The group tried to return the diary to a lawyer for Ashley Biden, said O’Keefe, but the lawyer declined to verify her ownership. So Project Veritas “arranged” to have the item delivered to law enforcement. “Despite an internal belief that the diary was genuine, Mr. O’Keefe and Project Veritas could not sufficiently satisfy themselves with the diary’s authenticity such that publishing a news story about it would meet ethical standards of journalism,” Project Veritas wrote in its filing.

As to how National File ended up with the diary: It “claimed to have received the diary from a ‘whistleblower’ at another news organization that had chosen not to report on the diary,” alleges the Project Veritas motion.

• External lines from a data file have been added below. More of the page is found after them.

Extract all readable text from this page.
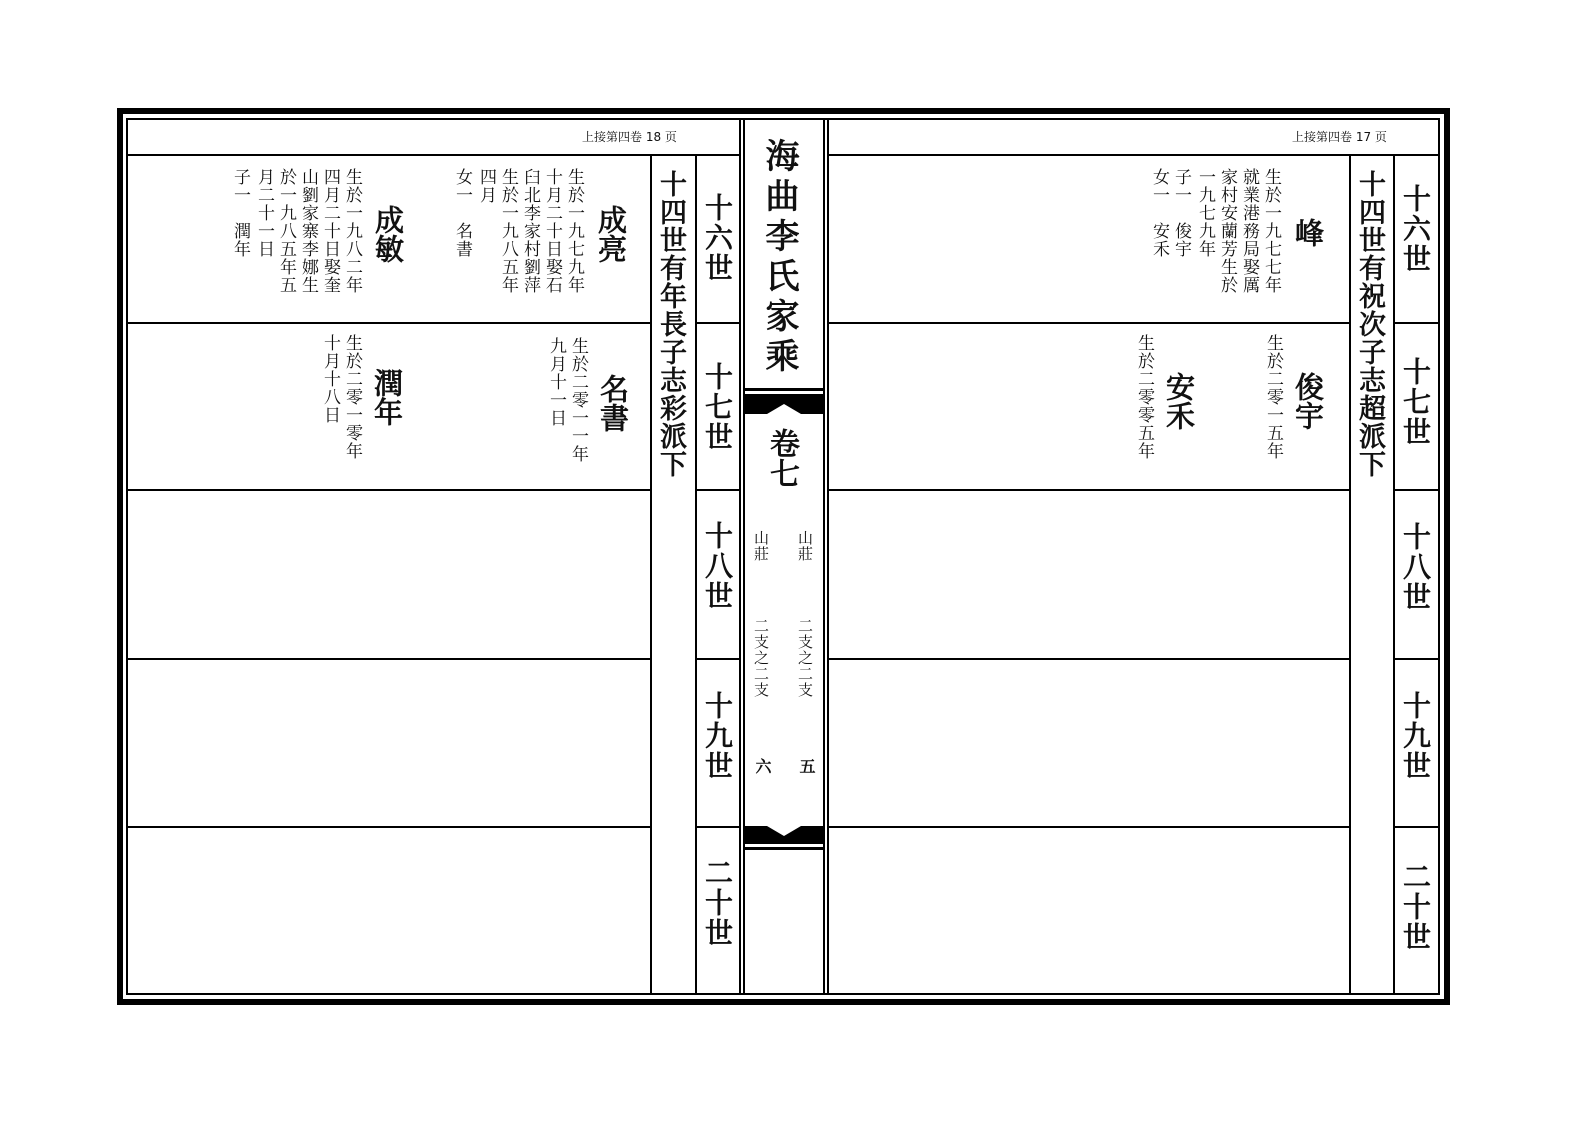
海曲李氏家乘
卷七
山莊
山莊
二支之二支
二支之二支
五
六
上接第四卷 18 页	上接第四卷 17 页
十四世有年長子志彩派下	十四世有祝次子志超派下
十六世
十七世
十八世
十九世
二十世
十六世
十七世
十八世
十九世
二十世
峰
生於一九七七年
就業港務局娶厲
家村安蘭芳生於
一九七九年
子一　俊宇
女一　安禾
俊宇
生於二零一五年
安禾
生於二零零五年
成亮
生於一九七九年
十月二十日娶石
臼北李家村劉萍
生於一九八五年
四月
女一　名書
成敏
生於一九八二年
四月二十日娶奎
山劉家寨李娜生
於一九八五年五
月二十一日
子一　潤年
名書
生於二零一一年
九月十一日
潤年
生於二零一零年
十月十八日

Tom Pappert, National File’s editor in chief, said that his organization heard from an individual he identified as a whistleblower at Project Veritas who was “upset by the … decision to spike a story that had been thoroughly vetted, in the words of our whistleblower.” That vetting, claims Pappert, included a phone call that Project Veritas had taped with Ashley Biden in which she confirmed that the diary was hers. (Attempts to secure comment from a Biden family representative were unsuccessful.)

Shortly before National File published the purported diary pages, it called O’Keefe to ask for the recording of that call, according to Pappert. Asked how O’Keefe responded, Pappert said, “not happily.” Nothing that National File learned from the whistleblower, said Pappert, “could be construed as criminality” on part of Project Veritas.

Harmeet Dhillon, a lawyer for Project Veritas, emailed, “Project Veritas does not know how National File obtained the materials it published. Project Veritas does not employ the person National File has publicly suggested is the whistleblower.” (Pappert maintains his organization hasn’t suggested the identity of the whistleblower.)

Wemple then takes up the legal merits of the FBI’s conduct. If O’Keefe and/or Project Veritas themselves engaged in criminal misconduct, he signs off on the FBI’s conduct. He concludes: “The Justice Department had better have some goods.” There is more to be said, but Wemple’s account of the facts is helpful. What is most needed now is a full understanding of the facts, including a review of the search warrant application that remains under seal.